From Western Digital's website, it's suggested that the Elements Play supports "popular" media formats. Digging a little deeper into the product manual, it's stated that on the video side, AVI (XviD, AVC, MPEG-1/2/4), MPG/MPEG, VOB/ISO, MP4/MOV (MPEG-4, H.264), MKV (H.264, x.264, AVC, MPEG-1/2/4), TS/TP/M2TS (MPEG-1/2/4, AVC), FLV (D1 resolution only) and RM or RMVB 8/9/10 are the specific formats it'll play back. On the audio side, MP3, WAV/PCM/LPCM, WMA, AAC, FLAC, MKA, OGG, APE and Dolby Digital (inside video files only) are supported.

The Elements Play will mount as a simple hard drive via USB 2.0 cable, although you can't run it as a drive and player simultaneously. It's also possible to copy files to or from a connected drive from the Elements Play interface directly.


The playback portion of the WD Elements Play experience is deliberately simple, with five basic icons covering Videos, Music, Photos, File Management and Settings tasks. If you've got external USB devices connected when you opt to browse videos, music or photos it'll ask you to select which device you want to browse, but beyond that it's a straight alphabetical list of your content which automatically previews in a small window beside the list itself. 1080p video output was smooth in our tests, but you'd expect that for a system with no network streaming ability at all.

The lack of a network port also means that firmware upgrades must be performed over USB flash drives. We tested this with our review unit, which was running an older firmware initially. It's a very simple process of copying the firmware over to a flash drive and plugging it in. Within a second, the Elements Play had picked up that a new firmware had been inserted and allowed us to upgrade. The entire process, including download time, took less than two minutes.
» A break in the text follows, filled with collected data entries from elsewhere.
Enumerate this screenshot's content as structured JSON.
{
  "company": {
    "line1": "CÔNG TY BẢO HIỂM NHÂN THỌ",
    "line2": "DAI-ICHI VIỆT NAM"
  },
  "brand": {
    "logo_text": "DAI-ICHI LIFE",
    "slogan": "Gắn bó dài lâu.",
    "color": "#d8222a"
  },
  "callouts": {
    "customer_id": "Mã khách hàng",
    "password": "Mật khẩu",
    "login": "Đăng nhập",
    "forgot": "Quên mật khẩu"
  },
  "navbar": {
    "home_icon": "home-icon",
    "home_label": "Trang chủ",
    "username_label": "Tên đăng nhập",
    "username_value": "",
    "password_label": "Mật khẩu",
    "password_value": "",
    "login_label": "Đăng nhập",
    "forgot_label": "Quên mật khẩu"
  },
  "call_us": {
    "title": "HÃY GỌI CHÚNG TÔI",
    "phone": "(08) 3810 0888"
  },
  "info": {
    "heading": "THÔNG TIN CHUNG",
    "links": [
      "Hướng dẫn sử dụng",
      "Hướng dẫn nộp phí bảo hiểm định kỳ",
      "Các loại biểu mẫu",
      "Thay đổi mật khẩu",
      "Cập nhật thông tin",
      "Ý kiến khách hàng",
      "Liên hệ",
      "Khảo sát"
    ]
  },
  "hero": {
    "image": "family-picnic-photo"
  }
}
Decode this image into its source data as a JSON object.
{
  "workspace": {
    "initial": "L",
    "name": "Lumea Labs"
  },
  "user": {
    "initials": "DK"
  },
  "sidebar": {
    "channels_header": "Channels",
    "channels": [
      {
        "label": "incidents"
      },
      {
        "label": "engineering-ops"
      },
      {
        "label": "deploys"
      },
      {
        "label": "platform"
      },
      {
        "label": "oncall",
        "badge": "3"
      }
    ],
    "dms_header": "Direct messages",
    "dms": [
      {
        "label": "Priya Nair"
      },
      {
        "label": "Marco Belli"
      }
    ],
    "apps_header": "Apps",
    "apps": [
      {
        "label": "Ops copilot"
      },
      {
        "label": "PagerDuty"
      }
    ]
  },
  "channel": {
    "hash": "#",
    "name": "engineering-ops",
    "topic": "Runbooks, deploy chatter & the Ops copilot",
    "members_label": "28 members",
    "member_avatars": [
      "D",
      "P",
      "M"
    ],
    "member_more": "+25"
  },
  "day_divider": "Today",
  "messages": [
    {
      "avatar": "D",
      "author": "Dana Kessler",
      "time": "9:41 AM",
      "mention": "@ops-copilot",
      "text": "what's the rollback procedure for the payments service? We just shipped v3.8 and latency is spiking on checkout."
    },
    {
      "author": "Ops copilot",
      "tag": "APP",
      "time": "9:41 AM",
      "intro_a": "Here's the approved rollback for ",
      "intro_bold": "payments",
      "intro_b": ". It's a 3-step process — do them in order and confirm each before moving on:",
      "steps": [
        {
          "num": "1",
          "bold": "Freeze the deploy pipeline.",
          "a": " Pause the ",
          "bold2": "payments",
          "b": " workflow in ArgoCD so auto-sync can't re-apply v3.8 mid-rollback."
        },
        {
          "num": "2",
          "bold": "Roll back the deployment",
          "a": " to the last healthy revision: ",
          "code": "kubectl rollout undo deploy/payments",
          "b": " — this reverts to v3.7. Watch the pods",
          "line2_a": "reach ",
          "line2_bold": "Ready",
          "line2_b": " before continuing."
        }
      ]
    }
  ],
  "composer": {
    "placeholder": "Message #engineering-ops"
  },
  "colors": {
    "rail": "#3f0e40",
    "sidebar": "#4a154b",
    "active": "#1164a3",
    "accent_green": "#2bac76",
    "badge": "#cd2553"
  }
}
The WD Elements Play is a decent but not great player that now sits rather poorly in the shadow of the promise of the WD TV Live Hub. We're still testing that unit, and something could go horribly wrong there, but for the minimal price difference, you're almost certainly going to be better off with a system that features the same storage ideas as the Elements Play and network streaming to boot. Equally, it strikes us that you could hook up a portable USB drive to a WD TV Live and get almost exactly the same functionality, leaving the WD Elements Play looking a bit forlorn in the process.